There is something so fascinating about going places and actually smelling, touching and tasting them, that after you do it a few times you will never again travel any other way. During the master program in Food Culture and Communications at UNISG, we have gone on planned study trips to four regions in Italy, from one extreme to the other, including southern Puglia, up to Piemonte and Emilia-Romagna and, farther north, to Trento. We were also in the Loire valley in France and will fly to London for another week before the end of the academic year.
For each trip we have a programmed visit to producers and experts on the most outstanding traditional foods in the area. We get ready to spend time with them, to listen, see, taste, smell, drink and learn as much from the region as our senses can get. We memorize the aromas of cured meats, young and aged wines, the characteristic tastes of cow and goat cheeses, of cold-pressed olive oils, of coffee, chocolate, apples, figs and all the rest. We never stop taking notes and shooting our cameras, even while eating, unless we are fast asleep on hotel beds or in the bus rides between locations.

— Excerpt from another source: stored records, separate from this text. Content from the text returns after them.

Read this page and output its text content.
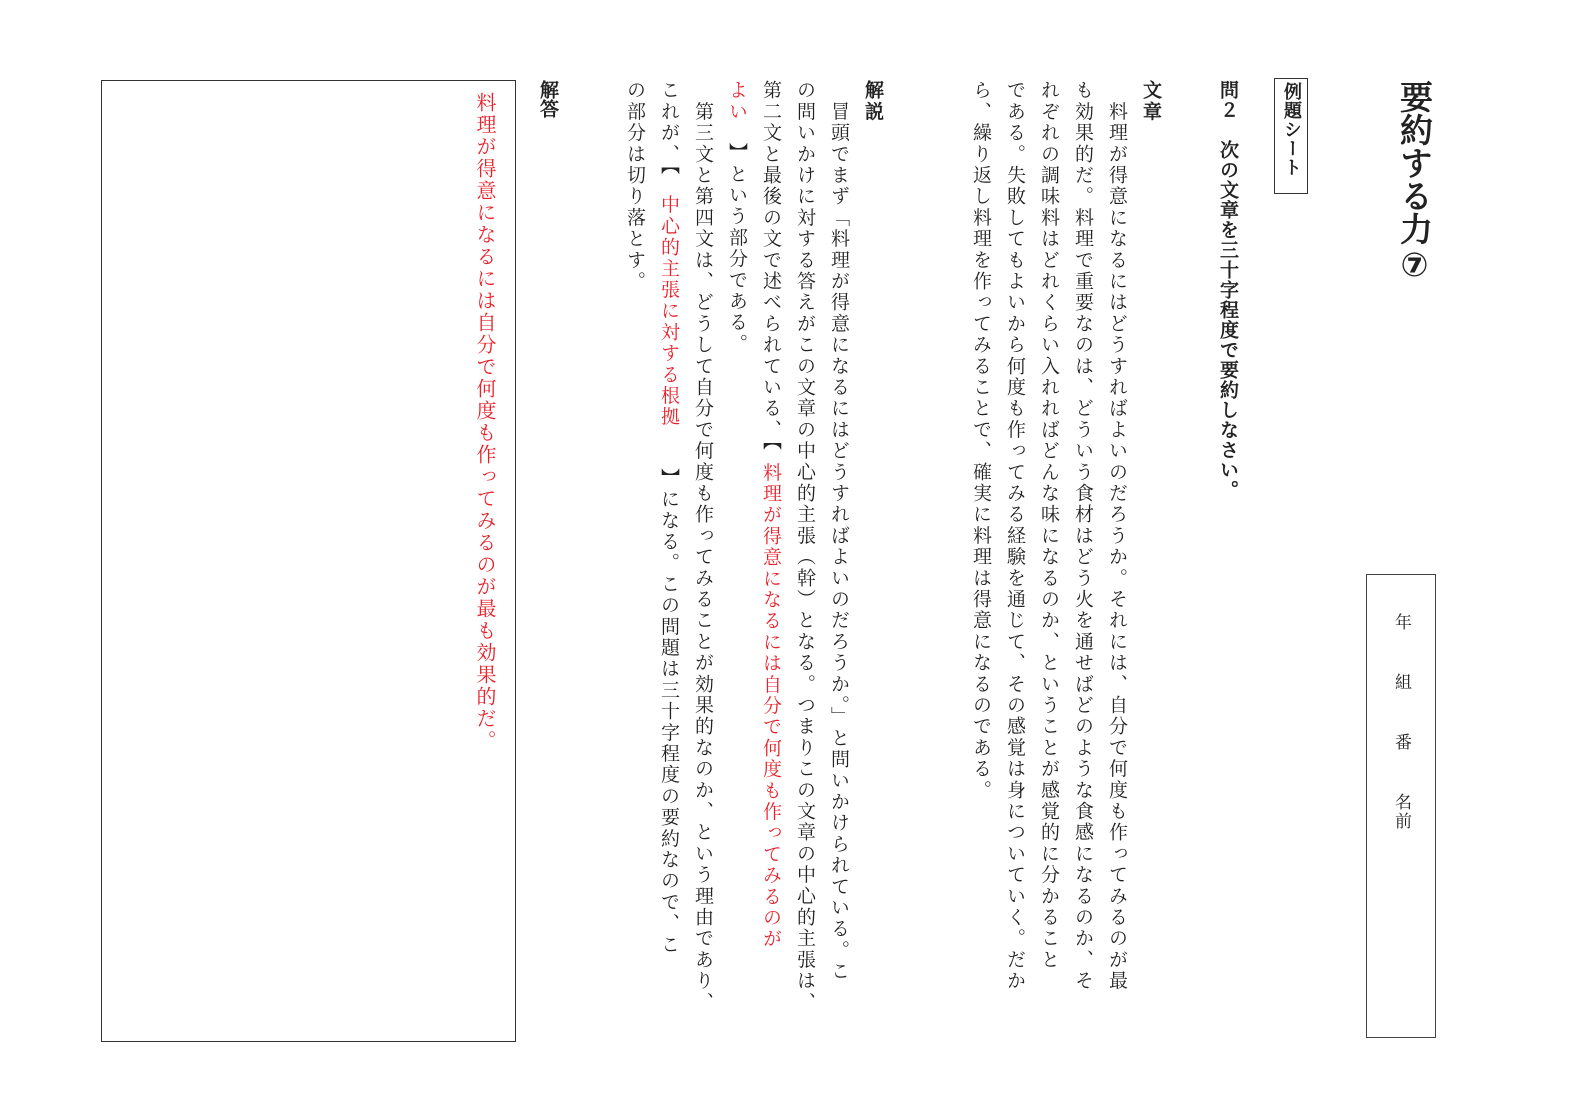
要約する力⑦
例題シート
問２　次の文章を三十字程度で要約しなさい。
年
組
番
名前
文章
　料理が得意になるにはどうすればよいのだろうか。それには、自分で何度も作ってみるのが最
も効果的だ。料理で重要なのは、どういう食材はどう火を通せばどのような食感になるのか、そ
れぞれの調味料はどれくらい入れればどんな味になるのか、ということが感覚的に分かること
である。失敗してもよいから何度も作ってみる経験を通じて、その感覚は身についていく。だか
ら、繰り返し料理を作ってみることで、確実に料理は得意になるのである。
解説
　冒頭でまず「料理が得意になるにはどうすればよいのだろうか。」と問いかけられている。こ
の問いかけに対する答えがこの文章の中心的主張（幹）となる。つまりこの文章の中心的主張は、
第二文と最後の文で述べられている、【料理が得意になるには自分で何度も作ってみるのが
よい】という部分である。
　第三文と第四文は、どうして自分で何度も作ってみることが効果的なのか、という理由であり、
これが、【中心的主張に対する根拠】になる。この問題は三十字程度の要約なので、こ
の部分は切り落とす。
解答
料理が得意になるには自分で何度も作ってみるのが最も効果的だ。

Everyone complains at some point because the trips can be exhausting, from the crack of morning to close to midnight, because our daily work and visit plans are really packed. And yet, we don’t seem to get enough of it. We have grown so fond of this way of looking at the world that we can no longer travel any other way, as we often do on our own on weekends or holidays. This is how I just visited Croatia and fell completely in love with it!

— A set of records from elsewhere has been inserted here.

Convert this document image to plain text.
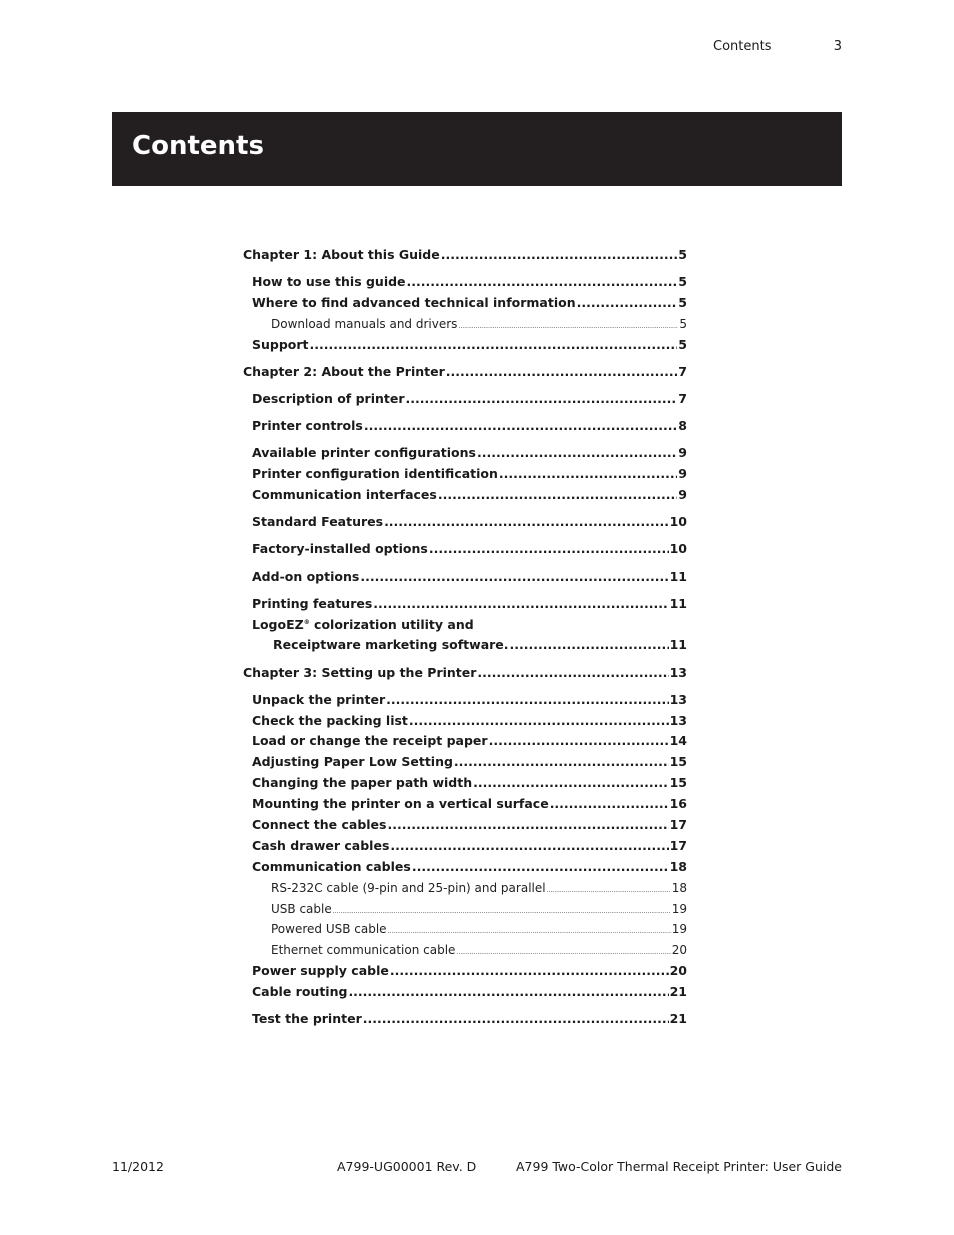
Contents	3
Contents
Chapter 1: About this Guide .....	5
How to use this guide .....	5
Where to find advanced technical information .....	5
Download manuals and drivers .....	5
Support .....	5
Chapter 2: About the Printer .....	7
Description of printer .....	7
Printer controls .....	8
Available printer configurations .....	9
Printer configuration identification .....	9
Communication interfaces .....	9
Standard Features .....	10
Factory-installed options .....	10
Add-on options .....	11
Printing features .....	11
LogoEZ® colorization utility and
Receiptware marketing software. .....	11
Chapter 3: Setting up the Printer .....	13
Unpack the printer .....	13
Check the packing list .....	13
Load or change the receipt paper .....	14
Adjusting Paper Low Setting .....	15
Changing the paper path width .....	15
Mounting the printer on a vertical surface .....	16
Connect the cables .....	17
Cash drawer cables .....	17
Communication cables .....	18
RS-232C cable (9-pin and 25-pin) and parallel .....	18
USB cable .....	19
Powered USB cable .....	19
Ethernet communication cable .....	20
Power supply cable .....	20
Cable routing .....	21
Test the printer .....	21
11/2012	A799-UG00001 Rev. D	A799 Two-Color Thermal Receipt Printer: User Guide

We drove about 8 hours from Bra to Porec, on the Istrian peninsula of Croatia. As soon as we crossed Slovenia and began descending towards the Croatian coast, the landscape changed drastically. From the greyish green of the naked plains covered with rain and fog in the Piemonte region, we found ourselves surrounded by native forests of brightly colored trees of falling leaves, fields of vineyards gaily showing off the richest autumn scale from deep greens and yellows, to oranges, reds and deep violets. Here and there were rows of olive trees which, against the colorful landscape layered over rusty red soil, seemed almost silvery blue.

During the next two days we savored the freshest oysters and sea truffles on the dock of a local fisherman by the shore; we had a 20-course dinner made up only of local small fish caught by the restaurant owner and cooked by his son; we tried four different game meats prepared in traditional recipes; we ate beans and grains hearty soups; gnocchi, risottos and scrambled eggs covered with grated white and black truffles and local pressed olive oils. We took several 10 to 30-minute rides to go from one place to another, through fields and hills and precious little towns, and for every meal we had brilliant local wines, reds and whites, flat and sparkling.
Yes. Travelling will just never be the same in our lives. We will continue forever planning and taking field trips, with our friends all over the world, as if this master at UNISG never ended!